Data yang dilansir dari Detik Finance menunjukkan volume cadangan bensin jenis Pertalite berangka 1,37 juta kiloliter per 18 Mei 2026. Jumlah pasokan RON 90 tersebut diperkirakan mampu mencukupi kebutuhan masyarakat selama 16 hari ke depan.
Sementara itu, ketersediaan Pertamax tercatat sebanyak 561 ribu kiloliter yang setara dengan durasi pasokan selama 27,8 hari. Di sisi lain, daya tahan persediaan varian Pertamax Turbo dilaporkan mampu bertahan hingga jangka waktu 61,7 hari.
"Sebagai laporan, stok BBM nasional per tanggal 18 hari kemarin bahwasanya kita sangat aman. Jadi Pertalite pada posisi 16 hari, kemudian RON 92 (Pertamax) 27,8 hari, kemudian untuk RON 98 (Pertamax Turbo) 61,7 hari," terang Wahyudi Anas, Kepala BPH Migas.
Selain jenis bensin, pemaparan dalam rapat juga merinci volume cadangan untuk kategori bahan bakar diesel. Stok Solar tercatat menyentuh angka 1,57 juta kiloliter, sedangkan Pertamina Dex berada pada kuantitas 60 ribu kiloliter.

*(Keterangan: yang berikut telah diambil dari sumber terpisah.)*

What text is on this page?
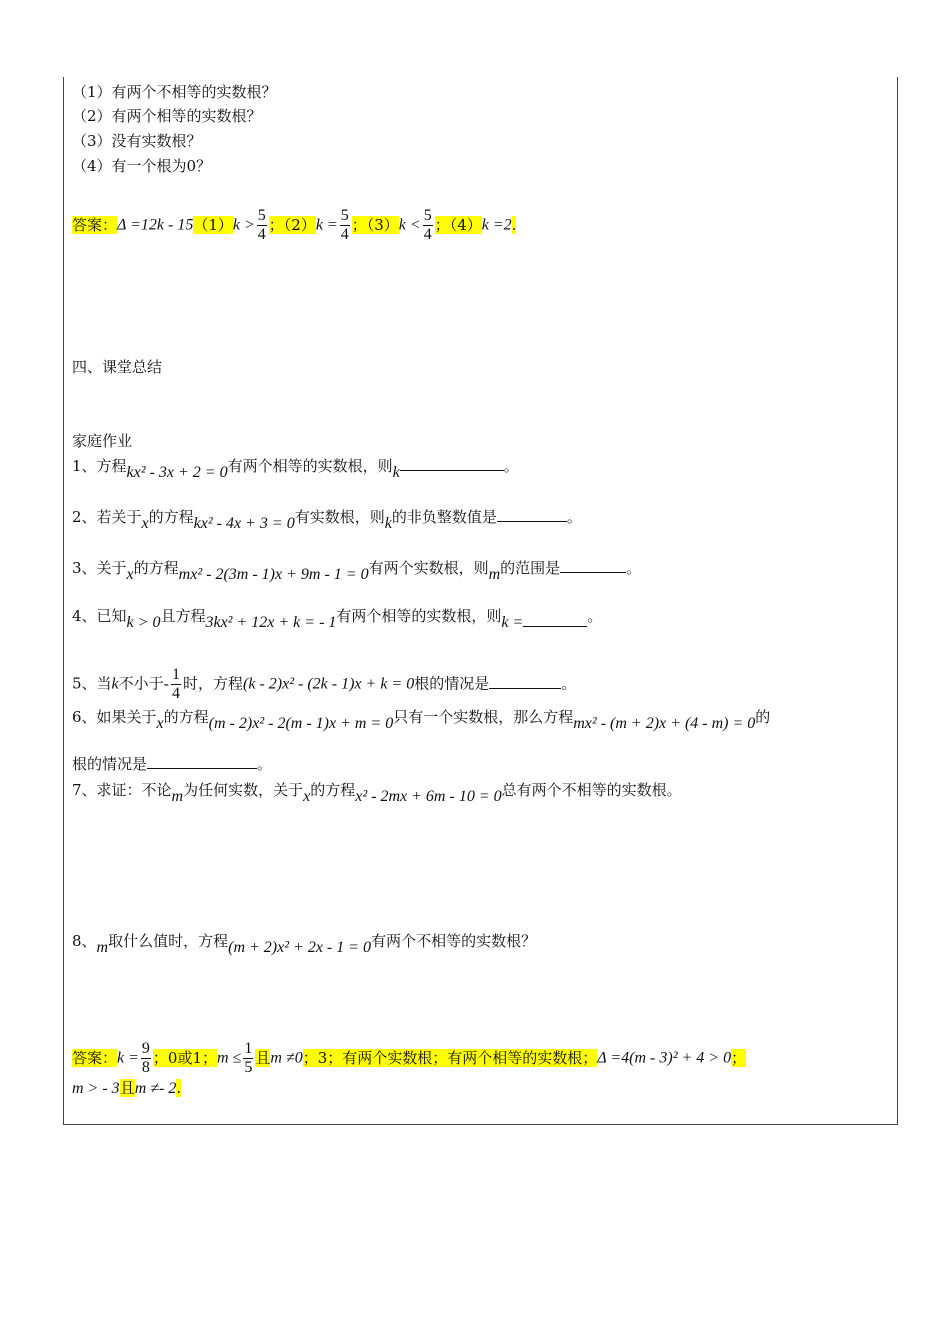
（1）有两个不相等的实数根？
（2）有两个相等的实数根？
（3）没有实数根？
（4）有一个根为0？
答案：$\Delta =12k - 15(1)k > \frac{5}{4}$ ；$(2)k = \frac{5}{4}$ ；$(3)k < \frac{5}{4}$ ；（4）k =2.
四、课堂总结
家庭作业
1、方程kx² - 3x + 2 = 0有两个相等的实数根，则k	。
2、若关于x的方程kx² - 4x + 3 = 0有实数根，则k的非负整数值是	。
3、关于x的方程mx² - 2(3m - 1)x + 9m - 1 = 0有两个实数根，则m的范围是	。
4、已知k > 0且方程3kx² + 12x + k = - 1有两个相等的实数根，则k =	。
5、当k不小于- $\frac{1}{4}$ 时，方程(k - 2)x² - (2k - 1)x + k = 0根的情况是	。
6、如果关于x的方程(m - 2)x² - 2(m - 1)x + m = 0只有一个实数根，那么方程mx² - (m + 2)x + (4 - m) = 0的
根的情况是	。
7、求证：不论m为任何实数，关于x的方程x² - 2mx + 6m - 10 = 0总有两个不相等的实数根。
8、m取什么值时，方程(m + 2)x² + 2x - 1 = 0有两个不相等的实数根？
答案：$k = \frac{9}{8}$ ；0或1；$m \le \frac{1}{5}$ 且m ≠0；3；有两个实数根；有两个相等的实数根；Δ =4(m - 3)² + 4 > 0；
m > - 3且m ≠- 2.
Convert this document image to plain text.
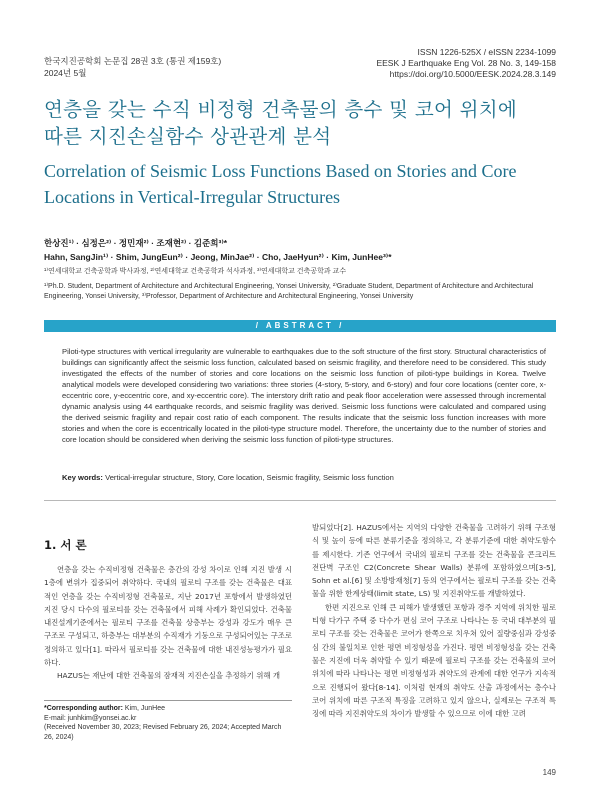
한국지진공학회 논문집 28권 3호 (통권 제159호)
2024년 5월
ISSN 1226-525X / eISSN 2234-1099
EESK J Earthquake Eng Vol. 28 No. 3, 149-158
https://doi.org/10.5000/EESK.2024.28.3.149
연층을 갖는 수직 비정형 건축물의 층수 및 코어 위치에
따른 지진손실함수 상관관계 분석
Correlation of Seismic Loss Functions Based on Stories and Core
Locations in Vertical-Irregular Structures
한상진¹⁾ · 심정은²⁾ · 정민재²⁾ · 조재현²⁾ · 김준희³⁾*
Hahn, SangJin¹⁾ · Shim, JungEun²⁾ · Jeong, MinJae²⁾ · Cho, JaeHyun²⁾ · Kim, JunHee³⁾*
¹⁾연세대학교 건축공학과 박사과정, ²⁾연세대학교 건축공학과 석사과정, ³⁾연세대학교 건축공학과 교수
¹⁾Ph.D. Student, Department of Architecture and Architectural Engineering, Yonsei University, ²⁾Graduate Student, Department of Architecture and Architectural Engineering, Yonsei University, ³⁾Professor, Department of Architecture and Architectural Engineering, Yonsei University
/ ABSTRACT /
Piloti-type structures with vertical irregularity are vulnerable to earthquakes due to the soft structure of the first story. Structural characteristics of buildings can significantly affect the seismic loss function, calculated based on seismic fragility, and therefore need to be considered. This study investigated the effects of the number of stories and core locations on the seismic loss function of piloti-type buildings in Korea. Twelve analytical models were developed considering two variations: three stories (4-story, 5-story, and 6-story) and four core locations (center core, x-eccentric core, y-eccentric core, and xy-eccentric core). The interstory drift ratio and peak floor acceleration were assessed through incremental dynamic analysis using 44 earthquake records, and seismic fragility was derived. Seismic loss functions were calculated and compared using the derived seismic fragility and repair cost ratio of each component. The results indicate that the seismic loss function increases with more stories and when the core is eccentrically located in the piloti-type structure model. Therefore, the uncertainty due to the number of stories and core location should be considered when deriving the seismic loss function of piloti-type structures.
Key words: Vertical-irregular structure, Story, Core location, Seismic fragility, Seismic loss function
1. 서 론

연층을 갖는 수직비정형 건축물은 층간의 강성 차이로 인해 지진 발생 시 1층에 변위가 집중되어 취약하다. 국내의 필로티 구조를 갖는 건축물은 대표적인 연층을 갖는 수직비정형 건축물로, 지난 2017년 포항에서 발생하였던 지진 당시 다수의 필로티를 갖는 건축물에서 피해 사례가 확인되었다. 건축물 내진설계기준에서는 필로티 구조를 건축물 상층부는 강성과 강도가 매우 큰 구조로 구성되고, 하층부는 대부분의 수직재가 기둥으로 구성되어있는 구조로 정의하고 있다[1]. 따라서 필로티를 갖는 건축물에 대한 내진성능평가가 필요하다.

HAZUS는 재난에 대한 건축물의 잠재적 지진손실을 추정하기 위해 개

발되었다[2]. HAZUS에서는 지역의 다양한 건축물을 고려하기 위해 구조형식 및 높이 등에 따른 분류기준을 정의하고, 각 분류기준에 대한 취약도함수를 제시한다. 기존 연구에서 국내의 필로티 구조를 갖는 건축물을 콘크리트 전단벽 구조인 C2(Concrete Shear Walls) 분류에 포함하였으며[3-5], Sohn et al.[6] 및 소방방재청[7] 등의 연구에서는 필로티 구조를 갖는 건축물을 위한 한계상태(limit state, LS) 및 지진취약도를 개발하였다.

한편 지진으로 인해 큰 피해가 발생했던 포항과 경주 지역에 위치한 필로티형 다가구 주택 중 다수가 편심 코어 구조로 나타나는 등 국내 대부분의 필로티 구조를 갖는 건축물은 코어가 한쪽으로 치우쳐 있어 질량중심과 강성중심 간의 불일치로 인한 평면 비정형성을 가진다. 평면 비정형성을 갖는 건축물은 지진에 더욱 취약할 수 있기 때문에 필로티 구조를 갖는 건축물의 코어 위치에 따라 나타나는 평면 비정형성과 취약도의 관계에 대한 연구가 지속적으로 진행되어 왔다[8-14]. 이처럼 현재의 취약도 산출 과정에서는 층수나 코어 위치에 따른 구조적 특징을 고려하고 있지 않으나, 실제로는 구조적 특징에 따라 지진취약도의 차이가 발생할 수 있으므로 이에 대한 고려

*Corresponding author: Kim, JunHee
E-mail: junhkim@yonsei.ac.kr
(Received November 30, 2023; Revised February 26, 2024; Accepted March 26, 2024)
149
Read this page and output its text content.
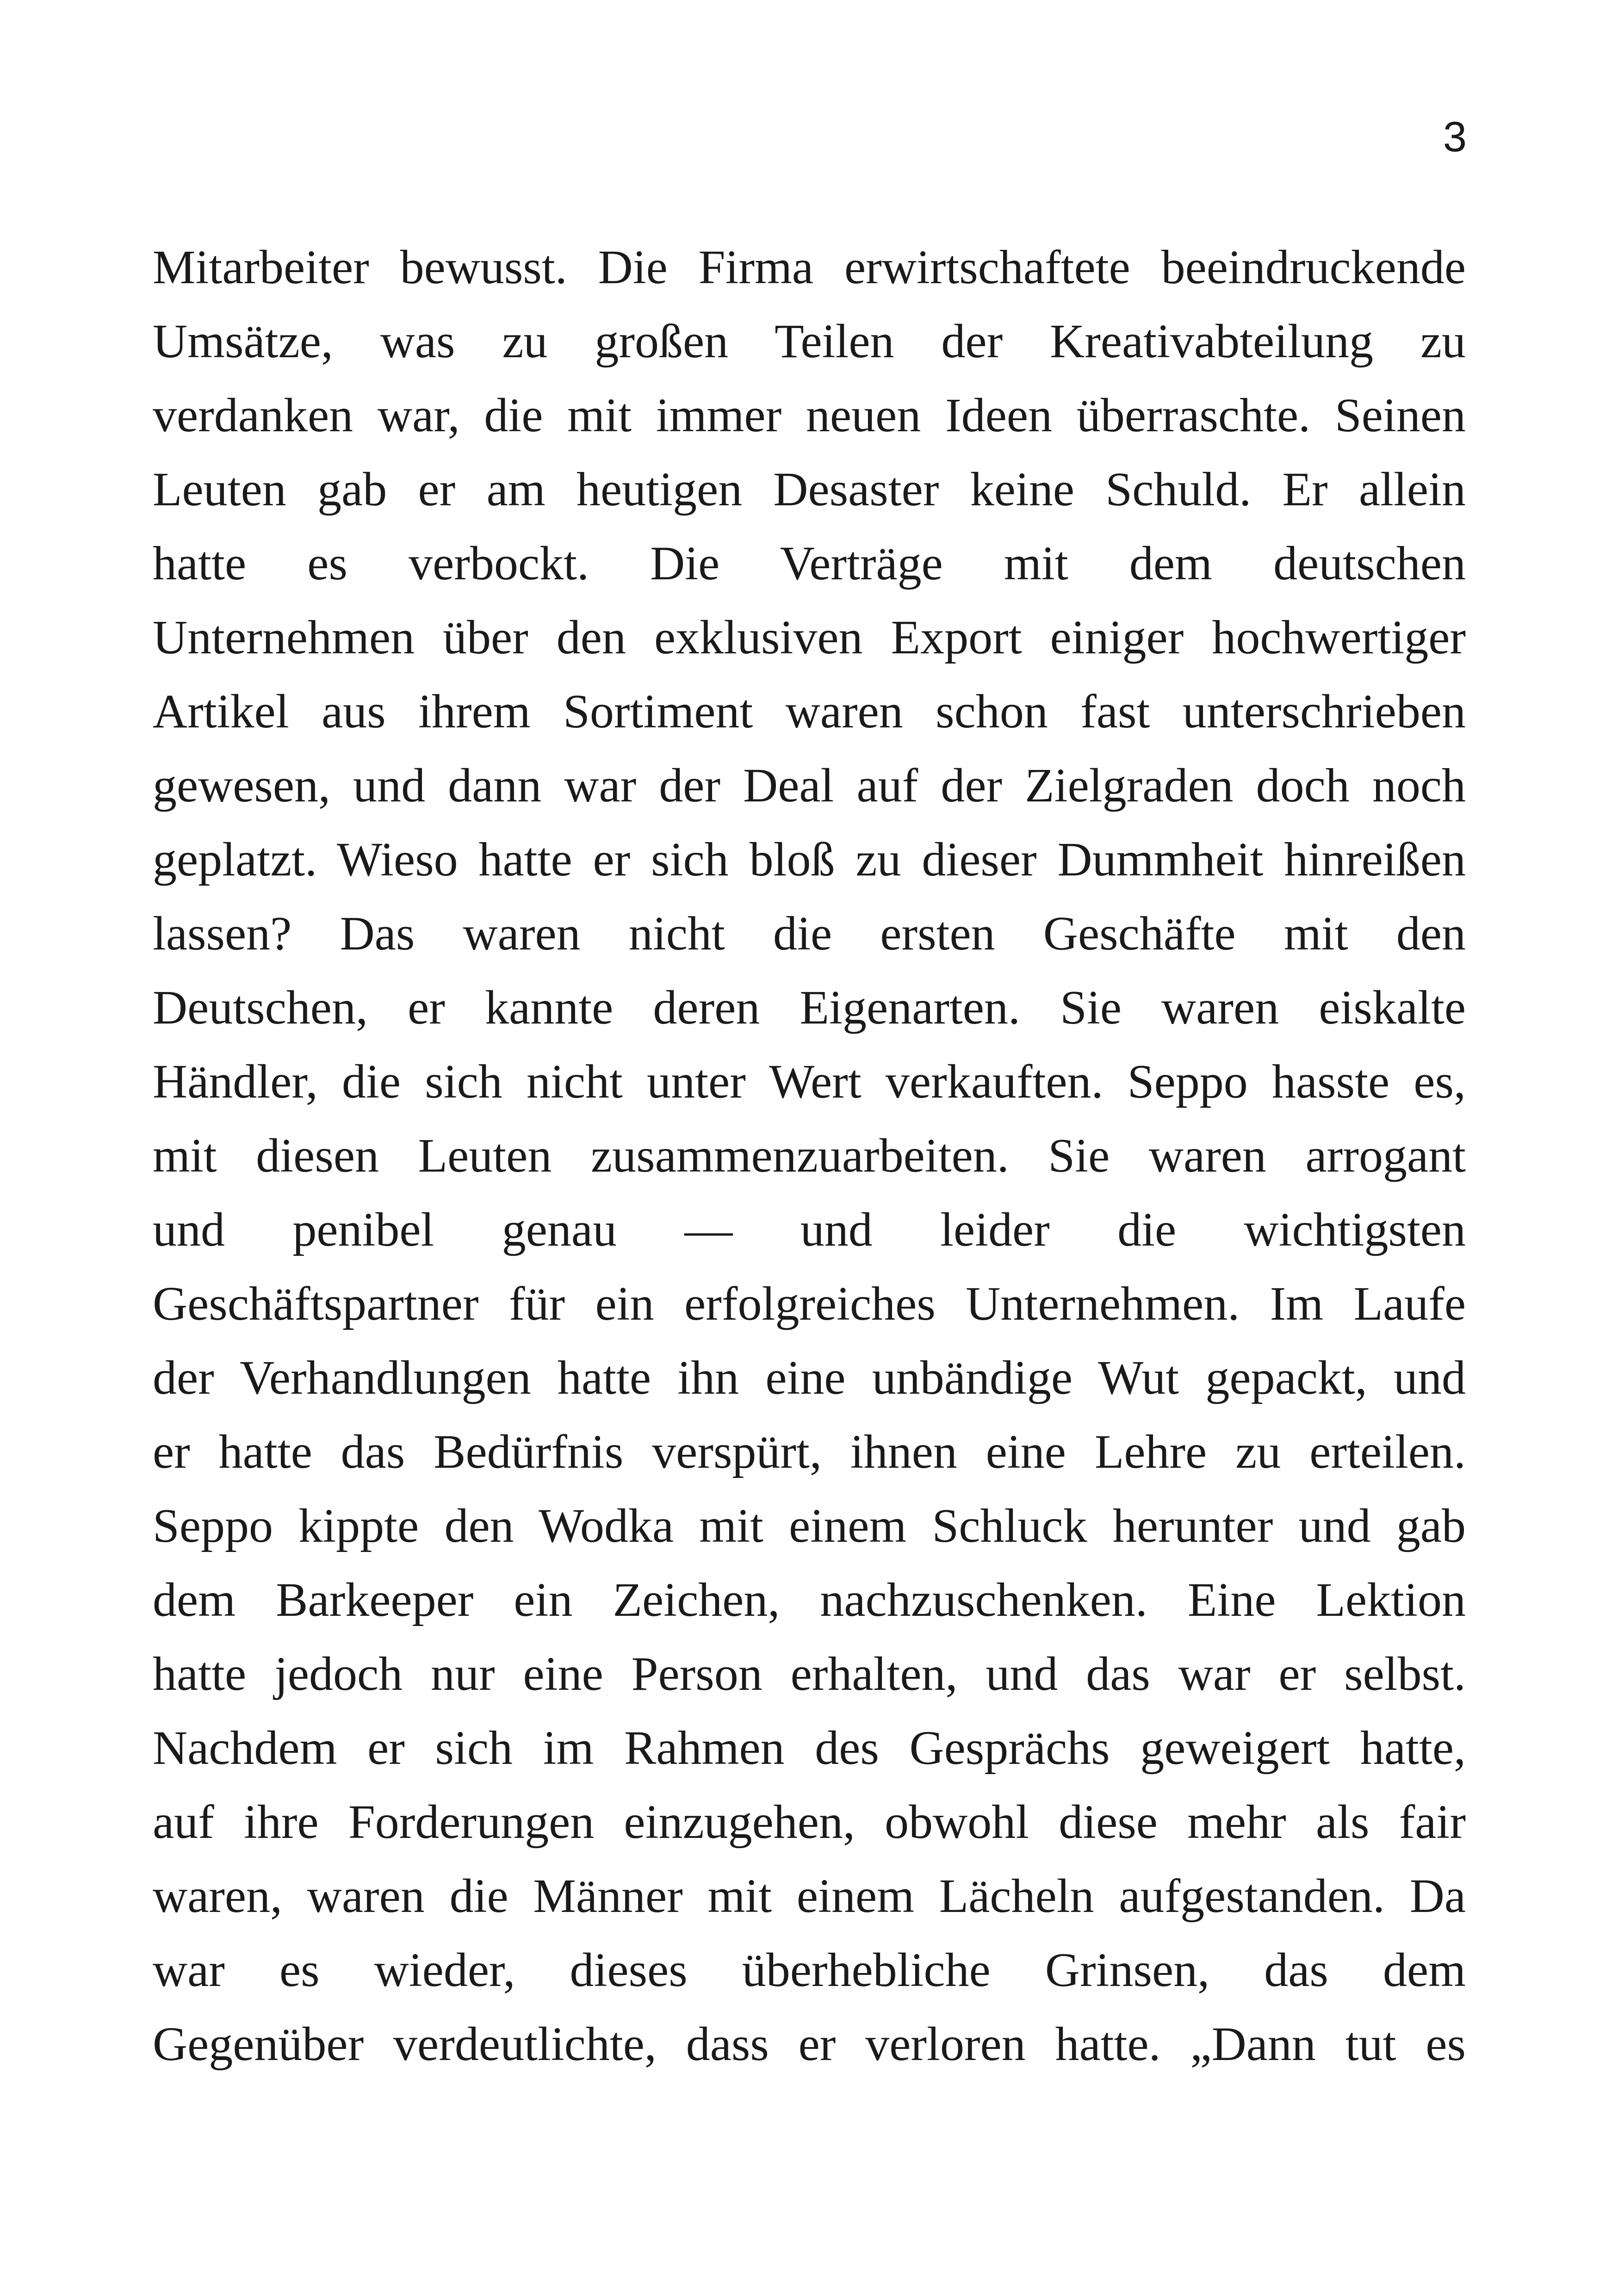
3
Mitarbeiter bewusst. Die Firma erwirtschaftete beeindruckende
Umsätze, was zu großen Teilen der Kreativabteilung zu
verdanken war, die mit immer neuen Ideen überraschte. Seinen
Leuten gab er am heutigen Desaster keine Schuld. Er allein
hatte es verbockt. Die Verträge mit dem deutschen
Unternehmen über den exklusiven Export einiger hochwertiger
Artikel aus ihrem Sortiment waren schon fast unterschrieben
gewesen, und dann war der Deal auf der Zielgraden doch noch
geplatzt. Wieso hatte er sich bloß zu dieser Dummheit hinreißen
lassen? Das waren nicht die ersten Geschäfte mit den
Deutschen, er kannte deren Eigenarten. Sie waren eiskalte
Händler, die sich nicht unter Wert verkauften. Seppo hasste es,
mit diesen Leuten zusammenzuarbeiten. Sie waren arrogant
und penibel genau — und leider die wichtigsten
Geschäftspartner für ein erfolgreiches Unternehmen. Im Laufe
der Verhandlungen hatte ihn eine unbändige Wut gepackt, und
er hatte das Bedürfnis verspürt, ihnen eine Lehre zu erteilen.
Seppo kippte den Wodka mit einem Schluck herunter und gab
dem Barkeeper ein Zeichen, nachzuschenken. Eine Lektion
hatte jedoch nur eine Person erhalten, und das war er selbst.
Nachdem er sich im Rahmen des Gesprächs geweigert hatte,
auf ihre Forderungen einzugehen, obwohl diese mehr als fair
waren, waren die Männer mit einem Lächeln aufgestanden. Da
war es wieder, dieses überhebliche Grinsen, das dem
Gegenüber verdeutlichte, dass er verloren hatte. „Dann tut es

Ketersediaan komoditas avtur dilaporkan berada pada jumlah 385 ribu kiloliter. Selanjutnya, pasokan sisa untuk jenis minyak tanah atau kerosin saat ini terdata masih tersimpan sebanyak 16 ribu kiloliter.
"Untuk solar continue di level 16,4 hari dan selanjutnya Pertamina Dex 35 hari, Avtur juga 26,6 hari, kemudian untuk kerosin 11,8 hari. Ini sangat aman, continue terjaga di level tersebut," ujar Wahyudi Anas, Kepala BPH Migas.